2020–2022: When the System Fails

Then the pandemic hit. The shop closed. I got sick — seriously sick. The kind of sick where you start doing the math on whether you're going to be okay.

I was. But it took time.

When June 2022 came and the world was reopening, I made the decision to close the business permanently. Not because it failed — it hadn't. Three years of operation, a loyal client base, real revenue. But I could see what was coming, and I had a body that had just spent two years fighting to recover. I chose to close it on my own terms.

That decision — closing something that was working, before it could break — is also industrial thinking. You don't run a machine until it burns out. You decommission it when the conditions change.

2022–2024: The Detour

After closing the shop, I needed to move. A brief stint in insurance — I passed the licensing exam with high marks, discovered quickly that theory and sales are very different skill sets, and moved on. Then virtual assistant work. General admin at first. Then something shifted.

A client had a large product catalog on Shopify. Manual tagging. Hundreds of SKUs. They asked if anyone on the team could automate it. I said yes before I finished reading the message.

What I built wasn't from a template — there were no templates involved, there never have been. I mapped the logic from first principles, the way I'd always approached mechanical systems: understand the inputs, define the desired outputs, engineer the transformation layer.

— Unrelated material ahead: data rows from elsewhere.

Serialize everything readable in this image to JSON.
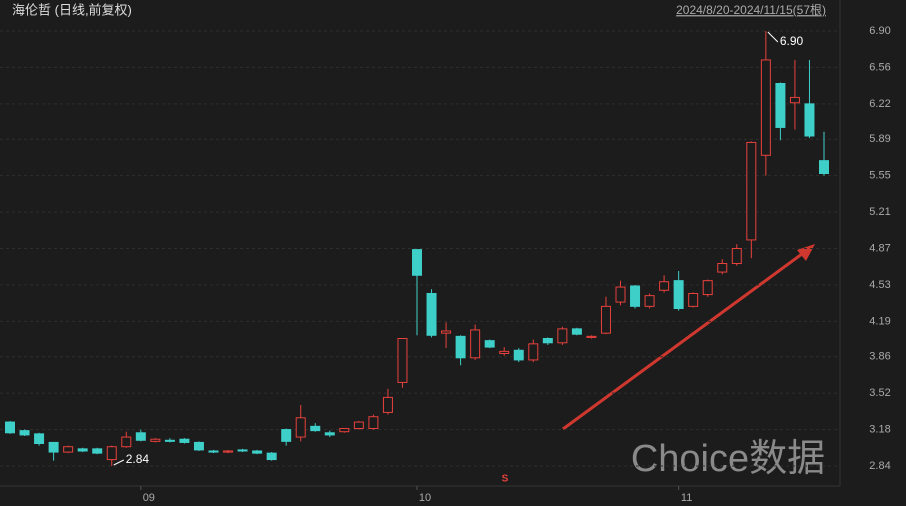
{
  "chart_data": {
    "type": "candlestick",
    "title": "海伦哲 (日线,前复权)",
    "subtitle": "2024/8/20-2024/11/15(57根)",
    "watermark": "Choice数据",
    "annotations": [
      {
        "text": "6.90",
        "index": 52
      },
      {
        "text": "2.84",
        "index": 7
      }
    ],
    "up_color": "#e8413c",
    "down_color": "#3ecfc9",
    "categories": [
      null,
      null,
      null,
      null,
      null,
      null,
      null,
      null,
      null,
      "09",
      null,
      null,
      null,
      null,
      null,
      null,
      null,
      null,
      null,
      null,
      null,
      null,
      null,
      null,
      null,
      null,
      null,
      null,
      "10",
      null,
      null,
      null,
      null,
      null,
      null,
      null,
      null,
      null,
      null,
      null,
      null,
      null,
      null,
      null,
      null,
      null,
      "11",
      null,
      null,
      null,
      null,
      null,
      null,
      null,
      null,
      null,
      null
    ],
    "open": [
      3.25,
      3.17,
      3.14,
      3.06,
      2.97,
      3.0,
      3.0,
      2.9,
      3.02,
      3.15,
      3.07,
      3.08,
      3.09,
      3.06,
      2.98,
      2.97,
      2.99,
      2.98,
      2.96,
      3.18,
      3.11,
      3.21,
      3.15,
      3.16,
      3.19,
      3.19,
      3.34,
      3.62,
      4.86,
      4.45,
      4.08,
      4.05,
      3.85,
      4.01,
      3.89,
      3.92,
      3.83,
      4.03,
      3.99,
      4.12,
      4.04,
      4.08,
      4.37,
      4.52,
      4.33,
      4.48,
      4.57,
      4.33,
      4.44,
      4.65,
      4.73,
      4.95,
      5.74,
      6.41,
      6.23,
      6.22,
      5.69
    ],
    "high": [
      3.26,
      3.18,
      3.15,
      3.06,
      3.03,
      3.01,
      3.01,
      3.03,
      3.16,
      3.18,
      3.1,
      3.1,
      3.1,
      3.07,
      2.99,
      2.99,
      3.0,
      2.99,
      2.97,
      3.19,
      3.41,
      3.24,
      3.17,
      3.19,
      3.26,
      3.32,
      3.56,
      4.03,
      4.86,
      4.49,
      4.18,
      4.06,
      4.16,
      4.02,
      3.95,
      3.94,
      4.02,
      4.04,
      4.14,
      4.13,
      4.06,
      4.42,
      4.57,
      4.53,
      4.45,
      4.62,
      4.66,
      4.46,
      4.58,
      4.77,
      4.91,
      5.87,
      6.9,
      6.42,
      6.63,
      6.63,
      5.96
    ],
    "low": [
      3.14,
      3.12,
      3.03,
      2.89,
      2.96,
      2.97,
      2.95,
      2.84,
      3.01,
      3.07,
      3.06,
      3.06,
      3.05,
      2.98,
      2.96,
      2.96,
      2.97,
      2.95,
      2.89,
      3.03,
      3.07,
      3.16,
      3.11,
      3.15,
      3.18,
      3.18,
      3.32,
      3.57,
      4.06,
      4.04,
      3.94,
      3.78,
      3.83,
      3.94,
      3.87,
      3.81,
      3.81,
      3.97,
      3.97,
      4.06,
      4.03,
      4.07,
      4.34,
      4.31,
      4.31,
      4.46,
      4.29,
      4.32,
      4.42,
      4.63,
      4.71,
      4.78,
      5.55,
      5.88,
      5.98,
      5.9,
      5.55
    ],
    "close": [
      3.15,
      3.13,
      3.05,
      2.97,
      3.02,
      2.98,
      2.96,
      3.02,
      3.11,
      3.08,
      3.09,
      3.07,
      3.06,
      2.99,
      2.97,
      2.98,
      2.98,
      2.96,
      2.9,
      3.07,
      3.29,
      3.17,
      3.13,
      3.19,
      3.25,
      3.3,
      3.48,
      4.03,
      4.62,
      4.06,
      4.1,
      3.85,
      4.11,
      3.95,
      3.91,
      3.83,
      3.98,
      3.99,
      4.12,
      4.07,
      4.05,
      4.33,
      4.51,
      4.33,
      4.43,
      4.56,
      4.31,
      4.45,
      4.57,
      4.73,
      4.87,
      5.86,
      6.63,
      6.0,
      6.28,
      5.92,
      5.57
    ],
    "ylim": [
      2.74,
      6.98
    ],
    "yticks": [
      2.84,
      3.18,
      3.52,
      3.86,
      4.19,
      4.53,
      4.87,
      5.21,
      5.55,
      5.89,
      6.22,
      6.56,
      {
        "value": 6.9,
        "label": "6.90"
      }
    ],
    "grid": true
  }
}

It worked. And it was the first time I realized that everything I'd spent 14 years doing on physical machines translated directly to digital operations. The logic was the same. The domain had just changed.

2025: Fabalos Automation

In 2025, I formally launched Fabalos Automation. Not as a beginner. As someone with 14 years of automation engineering across physical and digital systems — who had been applying industrial logic to every operational context since before most current "automation experts" had built their first Zap.

The case studies went up. The methodology went up. And then I submitted FoxOps — an autonomous self-healing incident response system built on Make and MCP — to a global challenge.

2026: The Receipts

Top 6 Finalist. Make × MCP Global Challenge. Hundreds of entries. Six selected.

FoxOps cuts incident response time from 45 minutes to 1.2 seconds. It detects failures, matches verified SOPs via vector search, executes fixes, and logs everything — without human intervention unless required. It's not a clever demo. It's an engineered system. The same way a pneumatic transfer line at Festo wasn't a clever demo. It was an engineered system.

Impressive Automation vs. Invisible Automation

Most automation breaks silently. Engineers build for the happy path — the demo scenario where everything works. Real production systems don't live in demo scenarios.

I've spent 14 years designing for the failure case. For the 3am alert. For the scenario where the data stops flowing and nobody notices until the damage is done.

That's the gap between impressive automation and invisible automation. Impressive automation makes a great demo. Then it breaks. Invisible automation just runs. You don't think about it. You don't babysit it. It handles its own exceptions, alerts you when something unusual happens, and recovers before you've finished your coffee.

That's what I build. It took 14 years on factory floors, three years running a business, a pandemic, and a very roundabout path through insurance and freelancing to get here. But I got here.